BMKG soal Bendung Katulampa Mengering: Pulau Jawa Sudah Masuk Musim Kemarau

Badan Meteorologi, Klimatologi, dan Geofisika (BMKG) memberikan penjelasan terkait mengeringnya Bendung Katulampa, Bogor. Fenomena ini dinilai dipengaruhi oleh musim kemarau yang sudah mulai melanda pulau Jawa.
Deputi Bidang Klimatologi BMKG, Ardhasena Sopaheluwakan, mengatakan akibat kemarau itu terjadi pengurangan tangkapan hujan di daerah aliran sungai (DAS) Ciliwung.
“Sebagian besar Jawa telah memasuki musim kemarau, termasuk daerah tangkapan untuk DAS Ciliwung. Di wilayah tersebut kondisi curah hujan bulan Juni dan dasarian I bulan Juli mengalami curah hujan di bawah normal,” kata Ardhasena saat dihubungi kumparan, Minggu (19/7).
Meski demikian, Ardhasena menegaskan, BMKG tidak dapat menyimpulkan bahwa mengeringnya Bendung Katulampa yang semata-mata disebabkan oleh musim kemarau ekstrem.
Menurutnya, penjelasan terkait tinggi muka air sungai menjadi kewenangan instansi teknis yang menangani sumber daya air.

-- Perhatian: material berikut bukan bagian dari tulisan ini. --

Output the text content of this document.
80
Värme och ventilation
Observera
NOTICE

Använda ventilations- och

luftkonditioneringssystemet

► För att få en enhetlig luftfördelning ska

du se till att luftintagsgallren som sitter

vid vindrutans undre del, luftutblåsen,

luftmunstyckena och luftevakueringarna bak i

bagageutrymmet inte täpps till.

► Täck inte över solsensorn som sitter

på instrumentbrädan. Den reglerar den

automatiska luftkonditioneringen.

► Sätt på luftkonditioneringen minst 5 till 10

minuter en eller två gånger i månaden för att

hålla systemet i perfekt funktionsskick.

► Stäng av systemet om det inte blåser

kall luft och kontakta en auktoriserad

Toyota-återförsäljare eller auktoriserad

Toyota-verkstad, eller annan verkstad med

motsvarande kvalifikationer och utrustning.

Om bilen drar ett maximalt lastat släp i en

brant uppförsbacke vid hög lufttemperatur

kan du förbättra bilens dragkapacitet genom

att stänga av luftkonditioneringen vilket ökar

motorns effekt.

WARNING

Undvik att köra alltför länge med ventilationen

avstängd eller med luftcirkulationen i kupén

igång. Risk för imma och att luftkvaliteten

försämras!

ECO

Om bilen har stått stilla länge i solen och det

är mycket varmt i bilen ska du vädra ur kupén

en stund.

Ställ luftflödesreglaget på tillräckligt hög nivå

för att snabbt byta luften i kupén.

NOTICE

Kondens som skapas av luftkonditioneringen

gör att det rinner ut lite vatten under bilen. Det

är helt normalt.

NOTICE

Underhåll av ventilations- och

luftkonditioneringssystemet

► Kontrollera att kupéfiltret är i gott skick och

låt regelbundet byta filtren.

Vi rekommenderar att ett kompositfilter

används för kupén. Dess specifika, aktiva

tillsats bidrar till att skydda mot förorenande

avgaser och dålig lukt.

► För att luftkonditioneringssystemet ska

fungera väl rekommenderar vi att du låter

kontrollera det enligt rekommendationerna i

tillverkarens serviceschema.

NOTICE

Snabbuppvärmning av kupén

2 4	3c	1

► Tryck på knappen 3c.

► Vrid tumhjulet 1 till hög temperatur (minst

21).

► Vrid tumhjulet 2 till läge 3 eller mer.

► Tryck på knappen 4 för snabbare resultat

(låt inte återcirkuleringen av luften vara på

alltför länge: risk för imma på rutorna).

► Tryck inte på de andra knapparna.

“Untuk atribusi tinggi air pada sungai, perlu dikonsultasi pada PU (Dinas Pekerjaan Umum). BMKG memonitor curah hujan yang berkontribusi pada air sungai, yang saat ini rendah karena musim kemarau,” ujarnya.
Bendung Katulampa Mengering
Pantauan kumparan, Minggu (19/7), menunjukkan aliran di Bendung Katulampa menyusut drastis. Batu-batu besar yang biasanya terendam air kini tampak jelas di dasar sungai.
Sebelumnya, Tinggi Muka Air (TMA) Bendung Katulampa sempat turun hingga menyentuh angka 0 sentimeter pada Sabtu (18/7).
Penjaga Bendung Katulampa, Muhammad Alwan, mengatakan debit Sungai Ciliwung memang mengalami penurunan signifikan akibat musim kemarau. Dalam beberapa hari terakhir, TMA berfluktuasi di kisaran 0 hingga 10 sentimeter.
“Untuk TMA Bendung Katulampa sekarang sudah mulai surut. TMA Bendung Katulampa 0 sentimeter. Dalam beberapa hari memang pernah 0 cuma ada 1-2 jam, terus 10 lagi, 0 lagi, begitu. Dampaknya memang mulai terasa karena musim kemarau,” kata Alwan.